4) The fact is there are contradictions in the LC. Some can take them, some can't. If you can't the Lord is not, in principle anyway, telling you to stay. That is, it is not fundamentally by his law and nature necessary for you to stay. He may be leading you practically to stay, he may be leading you to leave, he may even be leaving it up to you. But there is no bedrock principle that says you must stay.
5) So what did it mean? It meant God was working. It meant he was there with people that were meeting in his name, just as he said he would be. What was really good about the LC? The Lord, the Spirit, the brotherly love. Other stuff like being "the Recovery" or "bringing the Lord back" were exciting, but that probably isn't what kept you there.
The Lord puts up with a lot of our silliness to be with us, but that doesn't validate the silliness. It was those basics that mattered: love, fellowship, relationship, purpose. All and only the things that are available anywhere.
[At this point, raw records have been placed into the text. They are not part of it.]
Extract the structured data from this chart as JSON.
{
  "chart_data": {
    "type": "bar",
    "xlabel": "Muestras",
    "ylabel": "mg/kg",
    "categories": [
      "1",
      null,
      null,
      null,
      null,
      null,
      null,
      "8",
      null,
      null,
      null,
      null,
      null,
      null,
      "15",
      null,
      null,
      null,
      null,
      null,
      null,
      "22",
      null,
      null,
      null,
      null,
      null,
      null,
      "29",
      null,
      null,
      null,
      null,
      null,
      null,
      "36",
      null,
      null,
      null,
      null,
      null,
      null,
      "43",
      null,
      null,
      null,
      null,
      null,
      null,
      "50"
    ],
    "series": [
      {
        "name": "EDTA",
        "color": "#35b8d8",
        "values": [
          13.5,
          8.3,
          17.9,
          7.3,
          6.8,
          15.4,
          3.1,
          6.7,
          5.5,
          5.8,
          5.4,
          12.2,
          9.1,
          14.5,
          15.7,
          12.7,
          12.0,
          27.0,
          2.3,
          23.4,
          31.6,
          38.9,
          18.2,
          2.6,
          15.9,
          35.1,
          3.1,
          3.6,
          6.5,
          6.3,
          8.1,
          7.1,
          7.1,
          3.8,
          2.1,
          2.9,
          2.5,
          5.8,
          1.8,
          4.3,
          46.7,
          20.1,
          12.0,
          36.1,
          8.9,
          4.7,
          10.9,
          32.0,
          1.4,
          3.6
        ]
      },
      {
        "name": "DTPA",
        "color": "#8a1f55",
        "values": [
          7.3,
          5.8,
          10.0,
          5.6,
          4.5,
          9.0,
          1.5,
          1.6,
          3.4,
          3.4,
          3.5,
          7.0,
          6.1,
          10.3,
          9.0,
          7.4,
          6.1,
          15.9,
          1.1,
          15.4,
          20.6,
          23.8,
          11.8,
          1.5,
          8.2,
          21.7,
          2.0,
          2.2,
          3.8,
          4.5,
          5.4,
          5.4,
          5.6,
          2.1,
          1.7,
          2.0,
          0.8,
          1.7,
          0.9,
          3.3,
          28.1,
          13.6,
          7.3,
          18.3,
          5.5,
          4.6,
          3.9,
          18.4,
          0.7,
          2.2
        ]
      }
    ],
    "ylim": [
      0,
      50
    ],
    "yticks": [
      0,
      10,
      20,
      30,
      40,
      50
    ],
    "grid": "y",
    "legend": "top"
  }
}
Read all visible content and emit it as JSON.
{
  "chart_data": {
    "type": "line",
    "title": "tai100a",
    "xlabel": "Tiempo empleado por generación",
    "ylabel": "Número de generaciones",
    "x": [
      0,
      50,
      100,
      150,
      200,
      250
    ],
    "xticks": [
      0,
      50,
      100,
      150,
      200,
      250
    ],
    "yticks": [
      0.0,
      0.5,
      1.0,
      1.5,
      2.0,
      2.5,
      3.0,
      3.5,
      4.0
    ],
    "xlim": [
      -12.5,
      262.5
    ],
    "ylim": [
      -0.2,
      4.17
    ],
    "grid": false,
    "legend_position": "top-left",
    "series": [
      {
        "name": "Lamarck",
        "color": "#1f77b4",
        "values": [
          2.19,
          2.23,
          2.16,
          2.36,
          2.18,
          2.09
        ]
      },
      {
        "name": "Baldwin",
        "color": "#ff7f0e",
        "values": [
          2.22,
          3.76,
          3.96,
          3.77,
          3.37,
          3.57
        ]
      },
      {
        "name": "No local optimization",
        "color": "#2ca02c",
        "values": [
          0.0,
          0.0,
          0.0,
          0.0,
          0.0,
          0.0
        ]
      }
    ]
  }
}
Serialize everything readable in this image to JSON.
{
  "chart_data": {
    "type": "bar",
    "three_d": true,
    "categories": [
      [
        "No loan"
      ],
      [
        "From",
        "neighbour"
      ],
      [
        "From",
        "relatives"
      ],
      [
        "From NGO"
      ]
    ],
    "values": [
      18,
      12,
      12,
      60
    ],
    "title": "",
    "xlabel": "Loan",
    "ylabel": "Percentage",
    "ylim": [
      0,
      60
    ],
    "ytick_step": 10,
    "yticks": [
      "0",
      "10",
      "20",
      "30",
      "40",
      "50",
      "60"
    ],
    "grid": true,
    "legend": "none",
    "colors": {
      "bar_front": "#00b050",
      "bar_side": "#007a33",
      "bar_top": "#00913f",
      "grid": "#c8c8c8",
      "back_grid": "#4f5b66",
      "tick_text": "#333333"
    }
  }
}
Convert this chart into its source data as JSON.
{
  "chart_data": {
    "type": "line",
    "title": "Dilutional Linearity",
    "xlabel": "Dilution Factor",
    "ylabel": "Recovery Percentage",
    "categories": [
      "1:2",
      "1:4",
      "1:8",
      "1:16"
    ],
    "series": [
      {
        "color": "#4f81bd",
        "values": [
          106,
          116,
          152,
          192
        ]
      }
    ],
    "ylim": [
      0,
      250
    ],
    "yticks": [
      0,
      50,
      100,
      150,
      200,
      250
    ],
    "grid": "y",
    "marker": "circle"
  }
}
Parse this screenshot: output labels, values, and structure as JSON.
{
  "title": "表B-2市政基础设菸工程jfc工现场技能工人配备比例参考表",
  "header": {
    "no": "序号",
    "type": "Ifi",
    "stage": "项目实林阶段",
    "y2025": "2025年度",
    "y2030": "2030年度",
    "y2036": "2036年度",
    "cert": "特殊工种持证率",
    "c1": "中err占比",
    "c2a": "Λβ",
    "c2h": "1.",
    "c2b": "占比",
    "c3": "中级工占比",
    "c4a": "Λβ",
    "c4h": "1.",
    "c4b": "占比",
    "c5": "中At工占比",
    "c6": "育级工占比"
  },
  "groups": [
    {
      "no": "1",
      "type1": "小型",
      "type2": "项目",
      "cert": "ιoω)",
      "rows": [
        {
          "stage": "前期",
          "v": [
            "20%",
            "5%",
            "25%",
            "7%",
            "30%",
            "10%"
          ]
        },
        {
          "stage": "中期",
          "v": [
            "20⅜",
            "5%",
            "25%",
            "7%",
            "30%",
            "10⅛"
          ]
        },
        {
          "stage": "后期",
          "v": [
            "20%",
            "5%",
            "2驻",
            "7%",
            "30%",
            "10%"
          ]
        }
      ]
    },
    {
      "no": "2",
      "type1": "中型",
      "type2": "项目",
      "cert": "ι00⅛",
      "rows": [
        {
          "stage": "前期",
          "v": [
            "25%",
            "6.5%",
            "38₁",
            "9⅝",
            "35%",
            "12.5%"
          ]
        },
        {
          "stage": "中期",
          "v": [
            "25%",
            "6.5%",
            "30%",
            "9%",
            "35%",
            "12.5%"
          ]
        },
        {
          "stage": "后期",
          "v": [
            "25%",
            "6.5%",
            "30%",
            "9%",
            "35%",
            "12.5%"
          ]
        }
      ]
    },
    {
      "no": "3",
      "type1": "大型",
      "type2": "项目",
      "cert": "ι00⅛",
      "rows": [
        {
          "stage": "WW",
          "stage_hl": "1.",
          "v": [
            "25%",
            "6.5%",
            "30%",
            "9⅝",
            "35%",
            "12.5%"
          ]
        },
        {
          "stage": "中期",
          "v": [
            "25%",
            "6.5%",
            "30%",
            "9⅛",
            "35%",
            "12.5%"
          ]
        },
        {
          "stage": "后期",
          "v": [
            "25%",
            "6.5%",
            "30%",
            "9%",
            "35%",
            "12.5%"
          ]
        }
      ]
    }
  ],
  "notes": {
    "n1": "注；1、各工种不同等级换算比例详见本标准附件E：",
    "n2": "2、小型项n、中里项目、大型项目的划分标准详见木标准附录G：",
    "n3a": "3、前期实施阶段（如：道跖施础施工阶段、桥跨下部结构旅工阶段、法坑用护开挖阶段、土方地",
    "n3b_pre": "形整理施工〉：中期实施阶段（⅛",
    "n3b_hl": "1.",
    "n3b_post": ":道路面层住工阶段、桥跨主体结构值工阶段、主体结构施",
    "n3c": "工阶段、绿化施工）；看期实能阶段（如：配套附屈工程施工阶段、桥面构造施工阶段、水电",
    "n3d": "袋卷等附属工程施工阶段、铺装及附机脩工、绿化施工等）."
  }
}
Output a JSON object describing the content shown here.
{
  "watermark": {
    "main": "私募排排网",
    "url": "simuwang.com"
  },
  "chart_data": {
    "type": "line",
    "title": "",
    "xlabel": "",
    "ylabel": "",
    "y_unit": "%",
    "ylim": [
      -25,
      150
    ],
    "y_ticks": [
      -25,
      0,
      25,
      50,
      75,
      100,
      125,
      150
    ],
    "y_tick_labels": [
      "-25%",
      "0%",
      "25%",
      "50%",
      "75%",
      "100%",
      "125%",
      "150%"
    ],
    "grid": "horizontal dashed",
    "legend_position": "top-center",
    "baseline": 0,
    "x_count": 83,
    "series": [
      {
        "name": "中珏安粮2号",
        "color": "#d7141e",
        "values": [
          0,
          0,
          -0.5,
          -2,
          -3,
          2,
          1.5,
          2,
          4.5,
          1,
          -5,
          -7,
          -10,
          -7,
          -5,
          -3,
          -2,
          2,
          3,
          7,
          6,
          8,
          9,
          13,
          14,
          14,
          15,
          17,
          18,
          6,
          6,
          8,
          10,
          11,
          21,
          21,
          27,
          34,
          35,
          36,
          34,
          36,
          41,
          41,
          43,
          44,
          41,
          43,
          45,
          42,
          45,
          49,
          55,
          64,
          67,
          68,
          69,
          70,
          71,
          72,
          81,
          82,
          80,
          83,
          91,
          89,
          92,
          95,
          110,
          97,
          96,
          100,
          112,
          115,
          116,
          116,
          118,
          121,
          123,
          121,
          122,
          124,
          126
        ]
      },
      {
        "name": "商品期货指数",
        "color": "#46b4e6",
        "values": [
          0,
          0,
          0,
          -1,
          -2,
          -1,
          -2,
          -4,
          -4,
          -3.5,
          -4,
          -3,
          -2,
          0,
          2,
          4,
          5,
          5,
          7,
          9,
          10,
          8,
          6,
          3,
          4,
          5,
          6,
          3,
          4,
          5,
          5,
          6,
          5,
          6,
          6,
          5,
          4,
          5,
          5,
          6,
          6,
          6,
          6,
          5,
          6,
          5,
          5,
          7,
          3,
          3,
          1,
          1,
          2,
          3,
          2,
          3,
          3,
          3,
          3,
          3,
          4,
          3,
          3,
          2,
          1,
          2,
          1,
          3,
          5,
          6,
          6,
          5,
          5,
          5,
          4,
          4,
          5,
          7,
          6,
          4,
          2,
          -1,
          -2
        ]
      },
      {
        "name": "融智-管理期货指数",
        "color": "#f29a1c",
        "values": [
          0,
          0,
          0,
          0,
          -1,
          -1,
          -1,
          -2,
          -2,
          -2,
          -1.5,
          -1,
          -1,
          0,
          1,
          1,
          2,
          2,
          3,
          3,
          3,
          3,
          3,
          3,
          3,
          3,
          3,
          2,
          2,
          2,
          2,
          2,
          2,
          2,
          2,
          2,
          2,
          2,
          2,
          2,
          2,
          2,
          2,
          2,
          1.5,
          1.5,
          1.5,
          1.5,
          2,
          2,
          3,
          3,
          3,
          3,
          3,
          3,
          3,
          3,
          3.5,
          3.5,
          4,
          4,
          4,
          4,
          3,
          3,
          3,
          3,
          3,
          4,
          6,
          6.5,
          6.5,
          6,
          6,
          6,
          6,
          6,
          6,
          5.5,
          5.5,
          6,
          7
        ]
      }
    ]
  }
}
So, again, my advice is get yourself to a place where you feel good about where you are. Don't feel like you have to figure everything out before you get there. The same approach must be taken with other things in life which don't make sense: the death of a loved one, a divorce, unfairly losing a job, any major challenge which doesn't make sense. You have to decide to be happy without having figured out why it happened. As I said, at some level madness is unexplainable, and you have to trust that the Lord sees and knows everything and will make known what we need to know when we need to know it. It always comes down to faith in him.